I’m guessing that the number of Power Line readers who take in the academic series Lectures in Computer Science doesn’t approach zero, but is zero, so we might put it in scientific notation this way: PLR(N=0)~0. In which case you would have missed this gem:
Peer review is widely viewed as an essential step for ensuring scientific quality of a work and is a cornerstone of scholarly publishing. On the other hand, the actors involved in the publishing process are often driven by incentives which may, and increasingly do, undermine the quality of published work, especially in the presence of unethical conduits. In this work we investigate the feasibility of a tool capable of generating fake reviews for a given scientific paper automatically. While a tool of this kind cannot possibly deceive any rigorous editorial procedure, it could nevertheless find a role in several questionable scenarios and magnify the scale of scholarly frauds.
A key feature of our tool is that it is built upon a small knowledge base, which is very important in our context due to the difficulty of finding large amounts of scientific reviews. We experimentally assessed our method 16 human subjects. We presented to these subjects a mix of genuine and machine generated reviews and we measured the ability of our proposal to actually deceive subjects judgment. The results highlight the ability of our method to produce reviews that often look credible and may subvert the decision.
Inside Higher Education provides more detail:
Using automatic text generation software, computer scientists at Italy’s University of Trieste created a series of fake peer reviews of genuine journal papers and asked academics of different levels of seniority to say whether they agreed with their recommendations to accept for publication or not.

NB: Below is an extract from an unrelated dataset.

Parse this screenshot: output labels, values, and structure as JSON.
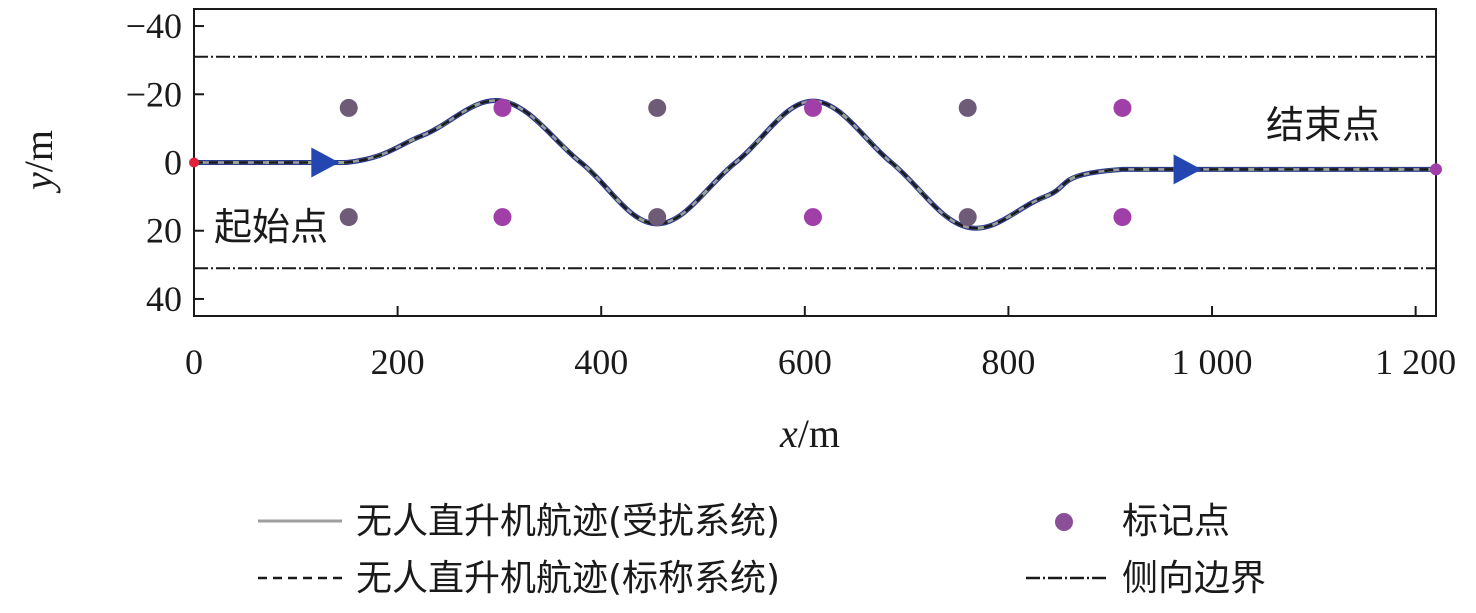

In a quarter of cases, academics said they agreed with the fake review’s conclusions, even though they were entirely made up of computer-generated gobbledygook — or, rather, sentences picked at random from a selection of peer reviews taken from subjects as diverse as brain science, ecology and ornithology.
“Sentences like ‘it would be good if you can also talk about the importance of establishing some good shared benchmarks’ or ‘it would be useful to identify key assumptions in the modeling’ are probably well suited to almost any review,” explained Eric Medvet, an assistant professor in Trieste’s department of engineering and architecture, who conducted the experiment with colleagues at his university’s Machine Learning Lab. . .
Mixing the fake reviews with real reviews was also likely to distort decisions made by academics by making weak papers appear far stronger thanks to a series of glowing reviews, the paper found.
The research team was able to influence the peer review process in one in four cases by throwing fake reviews into the mix, it said.
Sounds like peer review could use some . . . peer review.